#1783
Glenn Millam
Participant

Focus fusion, as everyone reading this is likely aware, will change the fundamentals of providing energy. Because of its cellular nature, focus fusion will provide, not only cheap energy, but local energy.

From what I have read, the current idea is to sell licenses for the technology once it is finished. This may be a good idea, but it raises a few problems. First, licensing usually is synonymous with litigation. Those who don’t want to license will try to develop their own, ripping off the people who spent their lives making it happen in the first place. In order to protect the license, you must litigate, which means that money that would have otherwise be spent on R&D and in helping those who can’t afford the technology to get it will be spent on defending patents. Second, will licensing allow the owners of the technology proper control over its use? Here is an example.

Let’s say I own a glass factory. Glass is energy-intensive; in fact, the modern use of fossil fuels can be traced to the use of coal in glass factories in England a few centuries ago, before the steam engine. I now pay the local power utility lots of money every month to fire my furnaces. Then comes focus fusion. Now, will I simply change my operation so that I get my energy from the local utility at a new, mildly cheaper rate? Or do I build my own fusion power plant and get of the grid, and buy a few pounds of decaborane a year instead?

I work in printing. Back in the ’80’s, full-color “commercial” printing was a labor-intensive, highly expensive process that was much an art form as it was a science. Artists created art boards and mechanicals, with FPOs and lots of notes showing what and where screen builds should be dropped in by craftsmen called film strippers. Images were color-separated from transparencies and prints using special cameras ran by special camera operators. Preparing artwork for press was so expensive and hard that most printing companies did not do the process in house, but relied on special service bureaus called “color houses” to do the work for them. This made publishing color materials too expensive for all but the richest of clients, usually large businesses.

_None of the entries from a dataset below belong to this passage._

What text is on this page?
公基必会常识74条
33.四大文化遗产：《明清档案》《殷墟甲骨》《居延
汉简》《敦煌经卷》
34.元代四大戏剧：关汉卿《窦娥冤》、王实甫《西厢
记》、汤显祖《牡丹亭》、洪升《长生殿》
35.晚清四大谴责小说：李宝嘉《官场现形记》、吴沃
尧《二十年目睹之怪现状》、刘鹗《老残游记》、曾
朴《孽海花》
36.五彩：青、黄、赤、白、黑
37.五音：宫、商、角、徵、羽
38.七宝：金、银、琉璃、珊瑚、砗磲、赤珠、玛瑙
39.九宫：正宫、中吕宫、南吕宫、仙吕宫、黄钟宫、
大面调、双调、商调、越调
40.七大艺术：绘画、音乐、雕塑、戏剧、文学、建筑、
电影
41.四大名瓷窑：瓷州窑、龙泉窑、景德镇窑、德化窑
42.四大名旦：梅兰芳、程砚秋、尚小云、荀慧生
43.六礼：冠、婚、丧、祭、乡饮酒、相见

Then came desktop publishing, and specifically, Postscript from Adobe. Using Postscript, PC’s could be used to generate artwork with the color built into them. The artwork could then be sent electronically to the printer. The printer, not having to have expensive cameras and teams of highly-trained strippers on staff, could generate the color separations directly to printing plates (or in the case of digital printing, send it directly to the press), and, not only save a truckload of cash, but print the job faster, with less error. All the printer needed was a few technicians that could repair digital artwork, and run the machines, and buy upgrades and service contracts to keep up with new technology and keep the machines running smoothly.

The losers were the big color houses that, in effect, controlled the industry. The winners were everyone else. By using technology to do an end-run around the color houses, more people can now afford to publish their works, and even small businesses can have quality printing.

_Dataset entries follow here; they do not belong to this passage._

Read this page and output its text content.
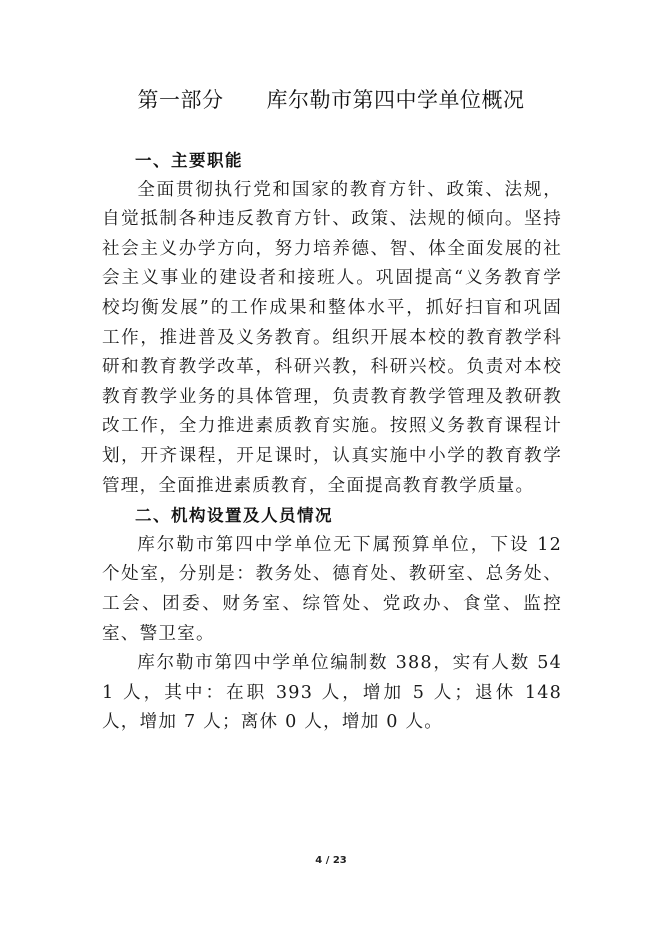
第一部分      库尔勒市第四中学单位概况

一、主要职能

全面贯彻执行党和国家的教育方针、政策、法规，自觉抵制各种违反教育方针、政策、法规的倾向。坚持社会主义办学方向，努力培养德、智、体全面发展的社会主义事业的建设者和接班人。巩固提高“义务教育学校均衡发展”的工作成果和整体水平，抓好扫盲和巩固工作，推进普及义务教育。组织开展本校的教育教学科研和教育教学改革，科研兴教，科研兴校。负责对本校教育教学业务的具体管理，负责教育教学管理及教研教改工作，全力推进素质教育实施。按照义务教育课程计划，开齐课程，开足课时，认真实施中小学的教育教学管理，全面推进素质教育，全面提高教育教学质量。

二、机构设置及人员情况

库尔勒市第四中学单位无下属预算单位，下设 12 个处室，分别是：教务处、德育处、教研室、总务处、工会、团委、财务室、综管处、党政办、食堂、监控室、警卫室。

库尔勒市第四中学单位编制数 388，实有人数 541 人，其中：在职 393 人，增加 5 人；退休 148 人，增加 7 人；离休 0 人，增加 0 人。

4 / 23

Back to the glass factory. I, as the owner, see the profit potential of making my own energy. What I need is for someone who knows what they are doing to build me a power plant, train some of my employees to run it, and sell me a service contract for its maintenance and spare parts.

If I can:

1) By change of regulation, be allowed to make my own power,
2) By change in tax law, be allowed to take some of the cost of the power plant of my tax bill,
3) By amortization, show how over a 3-5 year span how much I will save vs. paying the power company,

I can justify moving off the grid and start generating my own, clean energy, and undercut my competition, thus increasing my market share and profits.

So what does the company selling focus fusion get from this? What should it offer?

It should offer a turnkey solution for building and installing a fusion power plant, offer the choice of having the plant ran by the plants owner through the employ of certified technicians or “By Our Highly Trained Technicians,” and offer a service plan (possibly a mandatory one, backed by government regulation, for safety issues) to do maintenance and provide upgrades.

Now, back to licensing. Lets say that, instead of selling the technology in a more local manner, it is sold via licenses to existing power companies. I live in a nice two-story home in a rural area, set on about two acres of land. But half of my property I can’t use. Why? Because the power utility, LG&E (now part of E-ON) has a major power artery running through it, and the one-time lease/easement does not allow me to make any improvements on half of my land. That big power line is a major asset of that company; it is part of their total value as a company. Focus fusion, with its more granular nature, would make that power line, and all like it, obsolete. In fact, much of what a modern power company has as assets would be suddenly useless to them, if they deploy focus fusion properly. Would LG&E be willing to do a rapid rollout of focus fusion plants, and take the hit of massive restructuring and asset obsolescence? No, they won’t. They would deploy just enough to satisfy the license (and they would negotiate that license very well) so as to cause minimum disruption to their balance sheet. Instead of moving quickly to bring down the cost to the consumer and to cease using fossil fuels, they will deploy only when and where they can make a buck with it. The only way to force them into a real rollout would be through regulation, and as everyone knows, energy companies have great lobbyists.

The key thing to recognize is this: focus fusion will revolutionize not only how power is created, but where, and by whom. Licensing give the tech to those least likely to deploy it.